放課後、部室に向かおうとすると、同じクラスの男子生徒が私を呼び止めた。
「菅原さん、話があるんだけど」
その子はクラスメイトの小野君。髪の長さはふつうで、澄んだ目をしている。落ち着いた雰囲気のある真面目な子だ。
「ちょっと用があるのだけど、付いて来てくれないか?」
「ああ、うん。いいけど」
教室に残っている生徒の何人かがぴくっと動いた気がしたが、勉強に集中しているからか、顔を上げようともしない。

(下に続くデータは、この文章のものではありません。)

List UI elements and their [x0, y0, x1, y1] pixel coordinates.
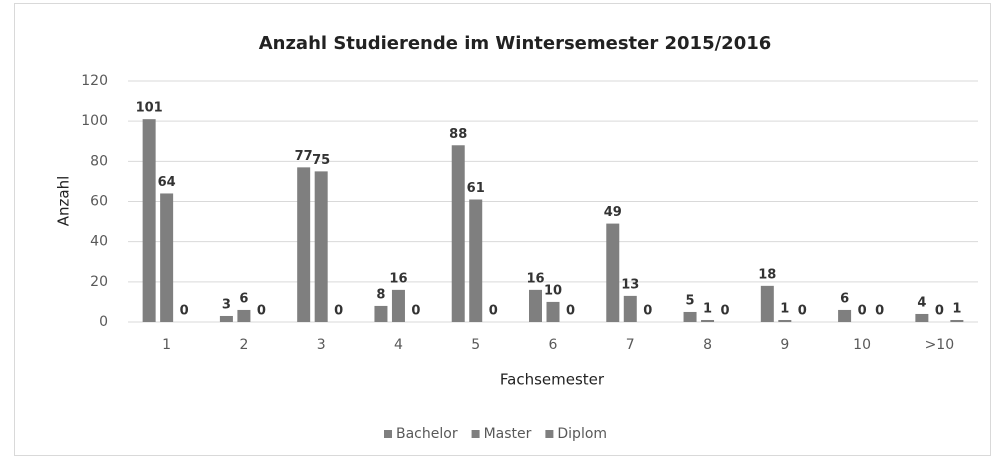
- x-tick-label: >10: [925, 337, 955, 353]
- bar: [314, 171, 328, 322]
- bar: [950, 319, 964, 322]
- x-axis-title: Fachsemester: [500, 371, 605, 389]
- bar: [469, 199, 483, 322]
- data-label: 88: [449, 127, 467, 142]
- bar: [915, 313, 929, 322]
- data-label: 5: [686, 293, 695, 308]
- x-tick-label: 4: [394, 337, 403, 353]
- data-label: 10: [544, 283, 562, 298]
- data-label: 75: [312, 153, 330, 168]
- bar: [219, 315, 233, 322]
- data-label: 1: [952, 301, 961, 316]
- data-label: 1: [703, 301, 712, 316]
- bar: [838, 309, 852, 322]
- data-label: 101: [136, 101, 163, 116]
- data-label: 77: [295, 149, 313, 164]
- data-label: 6: [840, 291, 849, 306]
- data-label: 0: [858, 304, 867, 319]
- data-label: 0: [721, 304, 730, 319]
- bar: [142, 119, 156, 323]
- data-label: 3: [222, 297, 231, 312]
- data-label: 0: [935, 304, 944, 319]
- chart-title: Anzahl Studierende im Wintersemester 201…: [259, 33, 772, 54]
- y-tick-label: 100: [81, 113, 108, 129]
- data-label: 4: [917, 295, 926, 310]
- data-label: 0: [334, 304, 343, 319]
- data-label: 0: [257, 304, 266, 319]
- x-tick-label: 1: [162, 337, 171, 353]
- data-label: 0: [180, 304, 189, 319]
- bar: [160, 193, 174, 322]
- y-tick-label: 80: [90, 153, 108, 169]
- y-axis-title: Anzahl: [55, 176, 73, 227]
- data-label: 0: [875, 304, 884, 319]
- data-label: 16: [526, 271, 544, 286]
- legend-swatch: [471, 430, 480, 438]
- data-label: 0: [798, 304, 807, 319]
- data-label: 6: [239, 291, 248, 306]
- bar: [451, 145, 465, 322]
- bar: [683, 311, 697, 322]
- x-tick-label: 9: [780, 337, 789, 353]
- x-tick-label: 10: [853, 337, 871, 353]
- y-tick-label: 20: [90, 274, 108, 290]
- bar: [778, 319, 792, 322]
- bar: [297, 167, 311, 322]
- y-tick-label: 120: [81, 73, 108, 89]
- bar: [606, 223, 620, 322]
- y-tick-label: 0: [99, 314, 108, 330]
- legend-swatch: [545, 430, 554, 438]
- chart-frame: [14, 3, 991, 456]
- bar: [546, 301, 560, 322]
- data-label: 0: [566, 304, 575, 319]
- legend-swatch: [384, 430, 392, 438]
- legend-label: Master: [484, 426, 532, 442]
- bar: [237, 309, 251, 322]
- legend-label: Diplom: [557, 426, 607, 442]
- x-tick-label: 8: [703, 337, 712, 353]
- data-label: 1: [780, 301, 789, 316]
- data-label: 8: [376, 287, 385, 302]
- data-label: 61: [467, 181, 485, 196]
- bar: [760, 285, 774, 322]
- data-label: 0: [643, 304, 652, 319]
- x-tick-label: 3: [317, 337, 326, 353]
- data-label: 13: [621, 277, 639, 292]
- x-tick-label: 7: [626, 337, 635, 353]
- y-tick-label: 60: [90, 194, 108, 210]
- bar: [701, 319, 715, 322]
- data-label: 16: [389, 271, 407, 286]
- y-tick-label: 40: [90, 234, 108, 250]
- x-tick-label: 5: [471, 337, 480, 353]
- bar: [529, 289, 542, 322]
- legend-label: Bachelor: [396, 426, 458, 442]
- bar: [623, 295, 637, 322]
- data-label: 18: [758, 267, 776, 282]
- x-tick-label: 2: [239, 337, 248, 353]
- data-label: 49: [604, 205, 622, 220]
- data-label: 64: [158, 175, 176, 190]
- bar: [391, 289, 405, 322]
- data-label: 0: [489, 304, 498, 319]
- bar: [374, 305, 388, 322]
- x-tick-label: 6: [549, 337, 558, 353]
- data-label: 0: [411, 304, 420, 319]
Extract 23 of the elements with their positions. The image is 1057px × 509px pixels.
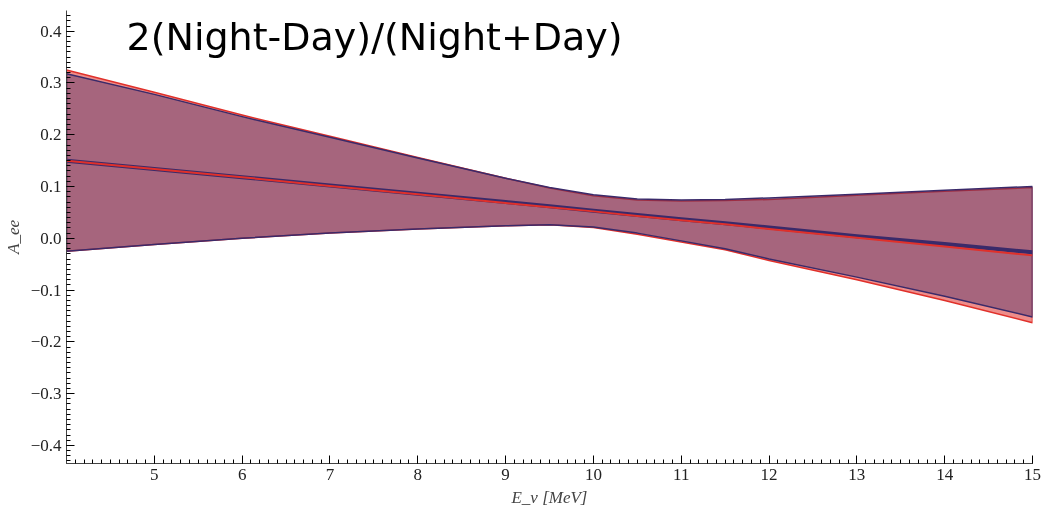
x-tick-label: 6: [237, 464, 247, 484]
x-tick-label: 12: [760, 464, 778, 484]
x-tick-label: 13: [848, 464, 866, 484]
x-axis-title: E_ν [MeV]: [510, 487, 588, 507]
y-tick-label: −0.1: [30, 280, 62, 300]
x-tick-label: 8: [413, 464, 423, 484]
x-tick-label: 11: [673, 464, 690, 484]
y-tick-label: 0.0: [40, 228, 62, 248]
y-tick-label: 0.2: [40, 125, 62, 145]
x-tick-label: 14: [936, 464, 954, 484]
x-tick-label: 9: [501, 464, 510, 484]
y-tick-label: 0.4: [40, 21, 62, 41]
x-tick-label: 7: [325, 464, 335, 484]
y-tick-label: −0.2: [30, 332, 62, 352]
y-tick-label: −0.3: [30, 384, 62, 404]
y-axis-title: A_ee: [3, 219, 23, 255]
x-tick-label: 10: [584, 464, 602, 484]
chart-title: 2(Night-Day)/(Night+Day): [126, 14, 623, 59]
y-tick-label: −0.4: [30, 435, 62, 455]
y-tick-label: 0.3: [40, 73, 62, 93]
y-tick-label: 0.1: [40, 177, 62, 197]
x-tick-label: 15: [1024, 464, 1041, 484]
x-tick-label: 5: [150, 464, 159, 484]
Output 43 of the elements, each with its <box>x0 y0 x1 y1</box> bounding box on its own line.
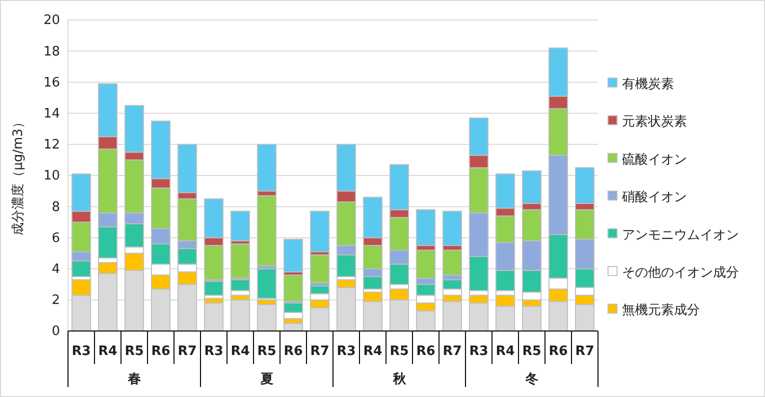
x-tick-label: R3 <box>469 344 488 359</box>
legend-label: 有機炭素 <box>622 77 674 92</box>
text: 冬 <box>524 372 538 387</box>
x-tick-label: R5 <box>390 344 409 359</box>
text: 秋 <box>392 372 407 387</box>
x-tick-label: R6 <box>548 344 568 359</box>
x-tick-label: R4 <box>98 344 118 359</box>
x-tick-label: R3 <box>336 344 356 359</box>
y-tick-label: 14 <box>43 106 60 122</box>
x-tick-label: R7 <box>310 344 330 359</box>
legend-label: 無機元素成分 <box>622 303 700 318</box>
x-tick-label: R6 <box>151 344 170 359</box>
y-tick-label: 18 <box>43 44 60 60</box>
y-tick-label: 0 <box>52 324 60 340</box>
text: 春 <box>126 372 141 387</box>
x-tick-label: R7 <box>442 344 462 359</box>
y-tick-label: 8 <box>52 200 60 215</box>
y-tick-label: 6 <box>52 230 60 246</box>
x-tick-label: R5 <box>522 344 542 359</box>
x-tick-label: R7 <box>575 344 594 359</box>
y-tick-label: 4 <box>52 262 60 277</box>
x-tick-label: R4 <box>230 344 250 359</box>
x-tick-label: R6 <box>416 344 436 359</box>
x-tick-label: R3 <box>204 344 224 359</box>
x-tick-label: R5 <box>124 344 144 359</box>
legend-label: 硝酸イオン <box>621 190 687 206</box>
y-axis-title: 成分濃度（μg/m3） <box>10 116 26 236</box>
y-tick-label: 20 <box>43 13 60 28</box>
legend-label: 元素状炭素 <box>622 114 687 130</box>
x-tick-label: R4 <box>496 344 515 359</box>
legend-label: アンモニウムイオン <box>622 228 739 243</box>
y-tick-label: 10 <box>43 168 60 184</box>
x-tick-label: R6 <box>284 344 303 359</box>
legend-label: 硫酸イオン <box>622 152 687 168</box>
y-tick-label: 12 <box>43 138 60 153</box>
legend-label: その他のイオン成分 <box>622 266 739 280</box>
x-tick-label: R5 <box>257 344 276 359</box>
x-tick-label: R4 <box>363 344 382 359</box>
y-tick-label: 16 <box>43 75 60 90</box>
x-tick-label: R7 <box>178 344 197 359</box>
y-tick-label: 2 <box>52 293 60 308</box>
text: 夏 <box>259 372 274 387</box>
x-tick-label: R3 <box>72 344 91 359</box>
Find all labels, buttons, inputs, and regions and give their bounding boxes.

何の用だろう? 何気ないワンシーンだと思っていた。不思議には思うが、訝しがることもなかった。
え……。
着いたのは、人気のない校舎の一角だった。
「ここならいいだろ」
男子生徒は気さくな笑みを私に見せた。何かやばい気がしたから、後ずさりする。
「俺と付き合ってください」
仰け反りそうになった。
話すことなく、たまに視線を送ってくるぐらいしかしていないじゃない? それに私のどこがよかったのかがわからない。
「あの……佐野君、友だちからじゃだめなの?」
佐野君は頭を振って否定した。
「俺は菅原さんの取り巻きがいることを知っている。内心、少し軽蔑してる。彼らを野放しにはできない。……だから、俺と付き合ってくれないか?」
「佐野君、落ち着いて!」
佐野君は、はっとした顔をし、はあ、とため息をついた。
「ごめん。一方的だったね」
適当に会話を続けると、佐野君は語り始めた。
ずっと影から私のことを見ていたということ、何か悩みを抱えながらも、明るく振舞おうとしていたこと(そのつもりはなかったが)や、何事にも手を抜かないで丁寧にやり遂げることとか。
「気持ちを押さえたままにはできなかった。俺は菅原さんと、残りの高校生活を過ごせたら、ほんとに嬉しい」
「ありがとう、うれしい」
なんだ……。最初に浮かんだのはうれしい気持ち。次に浮かんだのは、急だから心の準備ができていないこと。最後に、ぼんやりとだが
「けど、ごめんなさい」
頭を深々と下げた。そのつもりがないのに、お付き合いなどできるはずもない。
「そっか」
顔を上げた。
佐野君の顔は、諦めを呈していなかった。むしろ吹っ切れたような顔をしていた。
取り巻きがわるく見えるのは過剰かもしれないけど、自分の殻を破って行動したのは、すごいことだと思う。
辺境の廊下は、静寂だけに満ちていた。だけどそれは、気まずさを含む雰囲気ではなかった。